The Robert Moses Archival Project is digitizing a collection of photographs, letters and architectural drawings and is a partnership between the university and the New York State Archives and the New York State Department of Parks.

The grant is from the Robert David Lion Gardiner Foundation based in Hampton Bays.

“From Huntington to the Hamptons, from Fire Island to Gardiners Island, the history of Long Island is rich and varied,” said Kimberly R. Cline, president of Long Island University. “By working to preserve Robert Moses’s archival heritage, we’re bringing another part of that history to life.”

Moses shaped Long Island through engineering parks and highways, beginning in the 1920s. Early in his career, as Long Island State Park Commissioner, he created Jones Beach State Park.

“The Power Broker,” a Pulitzer-winning biography about Moses written by Robert A. Caro, depicts how Moses shaped large swaths of New York, not always with pure intent.

In a 2016 interview with Gothamist, Caro said Moses was “the most racist human being I had ever really encountered.”

His book describes how Caro engineered bridges over the Southern State Parkway to be too low for buses to drive under, an attempt to restrict New York City African-Americans and Puerto Ricans from accessing Jones Beach.

“The influence of Robert Moses on New York State is unparalleled,” executive director of the Robert David Lion Gardiner Foundation executive director Kathryn Curran said in a statement. “Access to his archives will offer researchers new insight not only to the man, but to the social, political, economic and cultural influences surrounding his massive projects.
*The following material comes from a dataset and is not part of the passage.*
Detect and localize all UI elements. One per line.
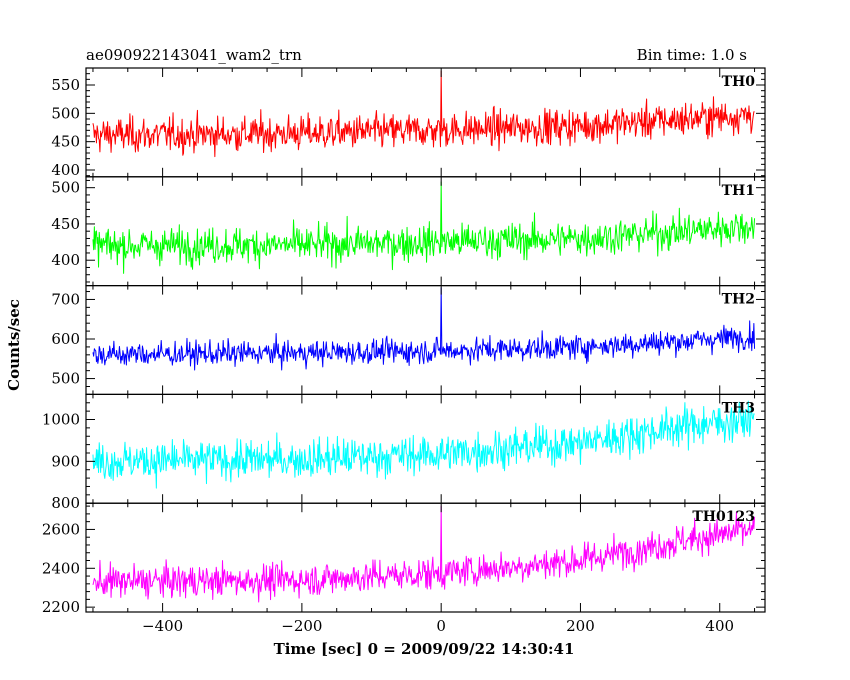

We at the Robert David Lion Gardiner Foundation are carrying on the vision begun by Robert David Lion Gardiner in supporting organizations making a significant contribution to understanding our communities and their history and legacy.”

The foundation previously supported “Digitizing Local History Sources,” a six-year project in the works in which Long Island University is digitizing materials from Long Island historical societies.

The university’s Palmer School of Library & Information Science is taking on both projects.

Gregory S. Hunter is directing them. He previously helped create electronic archives for Washington, D.C.’s National Archives and Records Administration.